In 2016 Haakenson came across a website for the Cook County Sheriff’s Department that contained information about the Gacy investigation. He filled out a form with his uncle’s name, birth date and last known location. From there, events moved quickly. Moran obtained DNA samples from Jimmy’s older brother and sister. The samples showed they were genetically related to the unidentified Gacy victim. Moran personally delivered the news to the Haakenson family.
“Most families would rather know than not know what happened to their loved one,” Moran says. Most, he adds, express gratitude that a law enforcement official cared enough to keep searching for the truth.
“I have worked some cold cases where I will call a family after 20 years and say, just so you know, I’m still looking at your child’s or your sibling’s death. I don’t know who killed them, but I have submitted the evidence to a lab, I’ve made sure they are in all the modern databases,” Moran says. “And they sit there and say, ‘Really? You still care after 20 years and you’re spending time on this?’ For them, that’s a win because they carry that loved one with them every day.”
Moran says working the Gacy case has made him “hyper-watchful” over his own two children. “I don’t know how much more hyper-vigilant I can be without my wife kicking me out of the house,” he says.
These days, the six remaining unidentified Gacy victims are just as central to his life as his own children.
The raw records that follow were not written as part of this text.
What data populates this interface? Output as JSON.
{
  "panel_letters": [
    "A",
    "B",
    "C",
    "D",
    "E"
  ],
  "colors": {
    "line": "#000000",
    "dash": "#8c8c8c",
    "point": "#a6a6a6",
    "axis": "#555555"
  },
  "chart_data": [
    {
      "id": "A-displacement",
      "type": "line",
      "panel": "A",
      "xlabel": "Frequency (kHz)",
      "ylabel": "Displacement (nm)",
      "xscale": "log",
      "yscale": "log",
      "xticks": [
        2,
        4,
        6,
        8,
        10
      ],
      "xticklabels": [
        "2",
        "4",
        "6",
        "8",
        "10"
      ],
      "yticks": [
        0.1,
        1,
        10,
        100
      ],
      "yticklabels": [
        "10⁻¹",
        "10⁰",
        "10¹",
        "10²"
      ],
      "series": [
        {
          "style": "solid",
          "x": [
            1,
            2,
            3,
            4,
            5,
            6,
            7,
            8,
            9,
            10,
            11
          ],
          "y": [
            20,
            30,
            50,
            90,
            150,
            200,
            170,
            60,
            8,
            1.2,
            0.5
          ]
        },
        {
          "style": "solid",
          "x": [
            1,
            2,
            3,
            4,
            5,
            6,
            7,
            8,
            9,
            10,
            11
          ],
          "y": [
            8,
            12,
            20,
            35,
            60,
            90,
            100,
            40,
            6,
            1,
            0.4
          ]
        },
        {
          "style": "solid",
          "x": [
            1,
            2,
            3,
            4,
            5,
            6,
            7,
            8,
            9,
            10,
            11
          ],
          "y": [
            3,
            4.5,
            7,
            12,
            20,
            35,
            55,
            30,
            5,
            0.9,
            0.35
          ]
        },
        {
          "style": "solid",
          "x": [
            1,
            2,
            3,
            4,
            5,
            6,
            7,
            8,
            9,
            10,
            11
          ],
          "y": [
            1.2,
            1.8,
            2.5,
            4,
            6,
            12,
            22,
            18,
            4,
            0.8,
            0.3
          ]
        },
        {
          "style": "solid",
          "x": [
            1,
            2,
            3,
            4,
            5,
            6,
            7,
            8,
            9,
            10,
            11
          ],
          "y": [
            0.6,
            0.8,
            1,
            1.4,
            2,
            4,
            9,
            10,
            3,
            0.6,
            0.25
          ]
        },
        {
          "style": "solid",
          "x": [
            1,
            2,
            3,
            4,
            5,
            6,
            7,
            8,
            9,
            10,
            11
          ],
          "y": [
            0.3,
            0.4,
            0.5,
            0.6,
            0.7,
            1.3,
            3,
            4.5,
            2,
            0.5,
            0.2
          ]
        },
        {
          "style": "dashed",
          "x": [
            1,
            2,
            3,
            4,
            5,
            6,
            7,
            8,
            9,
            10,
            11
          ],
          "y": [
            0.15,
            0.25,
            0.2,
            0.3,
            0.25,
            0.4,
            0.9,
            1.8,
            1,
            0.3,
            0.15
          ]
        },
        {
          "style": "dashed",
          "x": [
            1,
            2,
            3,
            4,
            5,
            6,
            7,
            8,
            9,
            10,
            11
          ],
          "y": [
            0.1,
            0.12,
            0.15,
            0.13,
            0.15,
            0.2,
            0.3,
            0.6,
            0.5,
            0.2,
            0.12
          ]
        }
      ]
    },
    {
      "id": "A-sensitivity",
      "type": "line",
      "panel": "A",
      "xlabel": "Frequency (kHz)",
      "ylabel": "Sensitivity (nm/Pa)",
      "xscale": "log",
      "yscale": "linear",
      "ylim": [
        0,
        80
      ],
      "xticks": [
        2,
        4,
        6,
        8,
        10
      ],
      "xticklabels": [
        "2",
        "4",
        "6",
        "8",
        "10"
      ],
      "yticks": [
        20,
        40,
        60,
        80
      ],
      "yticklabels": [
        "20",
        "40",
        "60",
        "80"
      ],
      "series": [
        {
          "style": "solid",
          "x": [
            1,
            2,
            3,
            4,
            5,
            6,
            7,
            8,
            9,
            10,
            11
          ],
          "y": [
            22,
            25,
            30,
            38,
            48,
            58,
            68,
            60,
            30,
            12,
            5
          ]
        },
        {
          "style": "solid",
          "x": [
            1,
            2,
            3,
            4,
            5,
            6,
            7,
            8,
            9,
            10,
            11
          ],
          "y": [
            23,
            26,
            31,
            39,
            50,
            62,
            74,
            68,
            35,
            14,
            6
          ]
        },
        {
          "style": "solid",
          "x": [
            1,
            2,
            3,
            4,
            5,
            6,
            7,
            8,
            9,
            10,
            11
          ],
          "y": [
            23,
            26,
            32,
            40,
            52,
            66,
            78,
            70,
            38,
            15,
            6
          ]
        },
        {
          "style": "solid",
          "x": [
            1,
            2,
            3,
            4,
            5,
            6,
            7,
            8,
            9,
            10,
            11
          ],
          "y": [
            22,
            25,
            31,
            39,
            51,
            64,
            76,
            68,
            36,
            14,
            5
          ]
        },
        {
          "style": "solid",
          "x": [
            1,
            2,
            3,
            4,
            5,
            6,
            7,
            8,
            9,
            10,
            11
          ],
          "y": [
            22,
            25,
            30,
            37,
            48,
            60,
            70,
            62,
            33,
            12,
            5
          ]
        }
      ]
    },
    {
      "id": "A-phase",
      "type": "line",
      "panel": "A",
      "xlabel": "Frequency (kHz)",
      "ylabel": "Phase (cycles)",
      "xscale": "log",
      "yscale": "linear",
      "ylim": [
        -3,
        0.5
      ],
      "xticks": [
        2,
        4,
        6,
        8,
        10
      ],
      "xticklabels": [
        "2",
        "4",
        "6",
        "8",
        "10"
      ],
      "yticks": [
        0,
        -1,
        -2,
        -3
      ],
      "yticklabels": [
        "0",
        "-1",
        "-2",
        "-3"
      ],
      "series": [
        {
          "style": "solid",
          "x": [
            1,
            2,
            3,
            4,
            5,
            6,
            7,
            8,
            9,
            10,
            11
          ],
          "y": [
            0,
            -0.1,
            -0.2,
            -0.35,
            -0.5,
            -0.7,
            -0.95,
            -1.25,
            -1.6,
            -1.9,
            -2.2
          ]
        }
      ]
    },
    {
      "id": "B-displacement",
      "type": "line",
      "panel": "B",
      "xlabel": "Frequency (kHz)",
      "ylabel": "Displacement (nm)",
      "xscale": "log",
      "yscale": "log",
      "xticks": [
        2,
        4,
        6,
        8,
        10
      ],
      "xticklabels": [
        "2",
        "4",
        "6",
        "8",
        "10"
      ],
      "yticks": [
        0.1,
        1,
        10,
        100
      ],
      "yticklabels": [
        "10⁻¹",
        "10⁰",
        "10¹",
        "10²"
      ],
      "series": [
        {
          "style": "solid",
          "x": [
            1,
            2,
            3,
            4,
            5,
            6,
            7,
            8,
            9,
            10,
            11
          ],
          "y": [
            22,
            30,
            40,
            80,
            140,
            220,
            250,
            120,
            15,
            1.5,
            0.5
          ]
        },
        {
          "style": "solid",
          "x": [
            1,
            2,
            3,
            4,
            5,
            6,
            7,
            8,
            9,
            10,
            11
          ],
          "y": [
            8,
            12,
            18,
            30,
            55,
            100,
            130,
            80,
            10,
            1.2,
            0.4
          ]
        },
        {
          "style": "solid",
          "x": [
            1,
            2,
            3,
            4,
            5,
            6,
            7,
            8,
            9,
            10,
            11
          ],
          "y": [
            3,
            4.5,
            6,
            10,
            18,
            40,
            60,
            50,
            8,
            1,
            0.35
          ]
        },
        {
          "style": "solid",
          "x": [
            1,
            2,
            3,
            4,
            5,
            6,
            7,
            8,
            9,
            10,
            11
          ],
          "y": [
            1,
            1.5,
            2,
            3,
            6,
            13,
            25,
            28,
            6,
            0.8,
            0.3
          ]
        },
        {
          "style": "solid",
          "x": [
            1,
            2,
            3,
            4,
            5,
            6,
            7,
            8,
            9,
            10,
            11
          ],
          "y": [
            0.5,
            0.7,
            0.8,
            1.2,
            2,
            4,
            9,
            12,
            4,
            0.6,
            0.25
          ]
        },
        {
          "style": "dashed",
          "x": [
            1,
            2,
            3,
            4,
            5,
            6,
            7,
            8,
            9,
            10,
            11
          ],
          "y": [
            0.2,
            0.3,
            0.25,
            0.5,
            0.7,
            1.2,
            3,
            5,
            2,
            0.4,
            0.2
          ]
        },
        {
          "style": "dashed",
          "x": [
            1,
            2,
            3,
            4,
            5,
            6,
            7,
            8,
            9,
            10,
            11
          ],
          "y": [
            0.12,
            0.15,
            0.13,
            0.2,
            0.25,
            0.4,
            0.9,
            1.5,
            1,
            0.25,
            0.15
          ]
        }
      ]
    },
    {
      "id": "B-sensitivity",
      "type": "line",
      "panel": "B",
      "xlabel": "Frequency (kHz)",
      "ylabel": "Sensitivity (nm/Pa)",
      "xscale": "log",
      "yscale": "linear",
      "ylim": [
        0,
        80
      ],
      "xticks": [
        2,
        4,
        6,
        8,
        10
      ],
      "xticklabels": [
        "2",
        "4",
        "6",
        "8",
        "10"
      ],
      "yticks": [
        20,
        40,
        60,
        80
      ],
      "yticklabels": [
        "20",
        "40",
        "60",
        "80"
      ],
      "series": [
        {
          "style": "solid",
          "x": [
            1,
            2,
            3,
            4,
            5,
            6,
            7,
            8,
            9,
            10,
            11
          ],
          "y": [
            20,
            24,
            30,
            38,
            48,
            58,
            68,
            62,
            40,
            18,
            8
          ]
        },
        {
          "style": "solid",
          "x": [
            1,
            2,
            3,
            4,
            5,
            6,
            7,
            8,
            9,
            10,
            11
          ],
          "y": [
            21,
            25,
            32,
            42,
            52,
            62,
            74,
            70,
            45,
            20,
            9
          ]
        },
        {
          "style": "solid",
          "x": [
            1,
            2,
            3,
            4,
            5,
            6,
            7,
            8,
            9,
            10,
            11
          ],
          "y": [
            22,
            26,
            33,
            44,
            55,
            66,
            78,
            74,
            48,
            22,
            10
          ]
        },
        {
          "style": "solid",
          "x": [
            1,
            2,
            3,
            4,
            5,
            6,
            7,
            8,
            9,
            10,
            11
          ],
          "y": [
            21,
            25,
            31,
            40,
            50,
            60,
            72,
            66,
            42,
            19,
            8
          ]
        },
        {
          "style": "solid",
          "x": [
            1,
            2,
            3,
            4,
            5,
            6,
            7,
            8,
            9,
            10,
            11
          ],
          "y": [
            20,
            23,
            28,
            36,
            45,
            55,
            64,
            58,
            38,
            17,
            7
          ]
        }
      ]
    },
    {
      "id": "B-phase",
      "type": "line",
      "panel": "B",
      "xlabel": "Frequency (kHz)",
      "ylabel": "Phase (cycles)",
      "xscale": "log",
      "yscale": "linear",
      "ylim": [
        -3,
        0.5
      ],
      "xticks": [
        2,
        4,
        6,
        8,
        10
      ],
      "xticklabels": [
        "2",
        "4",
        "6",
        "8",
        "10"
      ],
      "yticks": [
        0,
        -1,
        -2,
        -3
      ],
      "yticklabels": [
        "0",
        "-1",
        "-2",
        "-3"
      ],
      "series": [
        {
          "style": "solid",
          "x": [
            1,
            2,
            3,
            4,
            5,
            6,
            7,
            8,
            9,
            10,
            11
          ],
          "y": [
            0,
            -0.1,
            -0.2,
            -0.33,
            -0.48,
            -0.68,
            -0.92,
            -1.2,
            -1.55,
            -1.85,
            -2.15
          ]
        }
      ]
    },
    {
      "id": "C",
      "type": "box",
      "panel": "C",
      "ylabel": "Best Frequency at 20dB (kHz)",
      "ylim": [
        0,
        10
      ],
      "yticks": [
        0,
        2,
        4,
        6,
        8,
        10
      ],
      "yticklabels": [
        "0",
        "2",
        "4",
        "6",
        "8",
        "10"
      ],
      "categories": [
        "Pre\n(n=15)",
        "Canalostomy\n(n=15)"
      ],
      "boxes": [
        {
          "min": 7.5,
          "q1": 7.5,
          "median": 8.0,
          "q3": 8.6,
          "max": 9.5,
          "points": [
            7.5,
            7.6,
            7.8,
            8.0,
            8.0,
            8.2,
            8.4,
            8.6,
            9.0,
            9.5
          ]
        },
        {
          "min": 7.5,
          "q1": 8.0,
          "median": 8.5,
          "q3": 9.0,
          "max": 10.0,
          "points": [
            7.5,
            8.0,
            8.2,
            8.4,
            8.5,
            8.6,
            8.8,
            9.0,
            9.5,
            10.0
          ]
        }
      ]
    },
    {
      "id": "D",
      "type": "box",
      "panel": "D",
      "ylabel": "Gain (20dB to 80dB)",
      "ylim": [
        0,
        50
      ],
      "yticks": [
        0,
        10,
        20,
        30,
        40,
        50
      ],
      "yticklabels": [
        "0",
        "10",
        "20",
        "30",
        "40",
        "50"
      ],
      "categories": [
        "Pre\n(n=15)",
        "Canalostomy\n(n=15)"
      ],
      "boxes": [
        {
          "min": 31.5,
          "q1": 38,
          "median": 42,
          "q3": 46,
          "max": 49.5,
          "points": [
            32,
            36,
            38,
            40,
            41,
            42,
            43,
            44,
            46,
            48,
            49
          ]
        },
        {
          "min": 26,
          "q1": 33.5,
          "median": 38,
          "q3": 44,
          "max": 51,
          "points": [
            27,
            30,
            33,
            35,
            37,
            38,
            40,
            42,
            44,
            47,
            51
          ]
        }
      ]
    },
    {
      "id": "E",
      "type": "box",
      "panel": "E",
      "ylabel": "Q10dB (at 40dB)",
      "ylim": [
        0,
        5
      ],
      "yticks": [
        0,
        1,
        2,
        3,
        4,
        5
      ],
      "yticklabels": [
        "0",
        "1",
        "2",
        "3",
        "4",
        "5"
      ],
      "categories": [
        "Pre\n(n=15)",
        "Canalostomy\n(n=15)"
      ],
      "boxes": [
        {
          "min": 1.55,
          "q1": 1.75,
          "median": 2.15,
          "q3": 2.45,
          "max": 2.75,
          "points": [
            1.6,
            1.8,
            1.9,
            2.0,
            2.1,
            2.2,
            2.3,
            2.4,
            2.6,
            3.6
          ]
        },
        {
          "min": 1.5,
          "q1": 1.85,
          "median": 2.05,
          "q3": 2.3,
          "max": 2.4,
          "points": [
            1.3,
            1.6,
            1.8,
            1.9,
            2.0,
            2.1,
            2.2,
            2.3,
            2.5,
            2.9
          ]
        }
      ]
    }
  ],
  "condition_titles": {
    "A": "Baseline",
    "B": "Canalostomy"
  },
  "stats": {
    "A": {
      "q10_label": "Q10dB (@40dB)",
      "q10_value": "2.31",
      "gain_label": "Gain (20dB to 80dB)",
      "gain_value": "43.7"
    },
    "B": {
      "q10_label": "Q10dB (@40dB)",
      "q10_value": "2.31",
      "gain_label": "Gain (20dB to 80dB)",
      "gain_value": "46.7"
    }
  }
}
He has been able to identify 12 other victims unrelated to the Gacy case through tips received after the sheriff’s department reopened the Gacy investigation.
Not all the news has been bad. “Five of the missing persons reported to me have been found alive, they were out there alive,” he says, shaking his head in amazement. “And a couple I found dead with death certificates already issued in their name. Their families just didn’t know they passed away. The next of kin was never located.”
Moran says he’ll be disappointed if he is unable to put a name and a narrative to those other six young men’s lives. The 19-year police veteran says he knows it’s a longshot and might not happen before he retires. Still, he says he has put in place a process by which the investigation can continue without him.
“Even if I am not going to be able to identify all of them, I know their cases are contemporary. Their DNA profile is about as good as it’s going to get. It’s in all the modern databases, and it’s going to be there in perpetuity. All the evidence and the documents have been reviewed. And when I retire, there is someone who will have a complete package to go on,” he says.
Until all six are identified, Moran says the infamous Gacy case will be listed as “cleared,” because Gacy was arrested, tried, convicted, and sentenced. But it will not be “closed until all of the victims are identified,” Moran says. “For me, it’s all about closing this case once and for all.”
This article also appears in the May 2018 issue of U.S. Catholic (Vol. 83, No. 5, pages 18–23).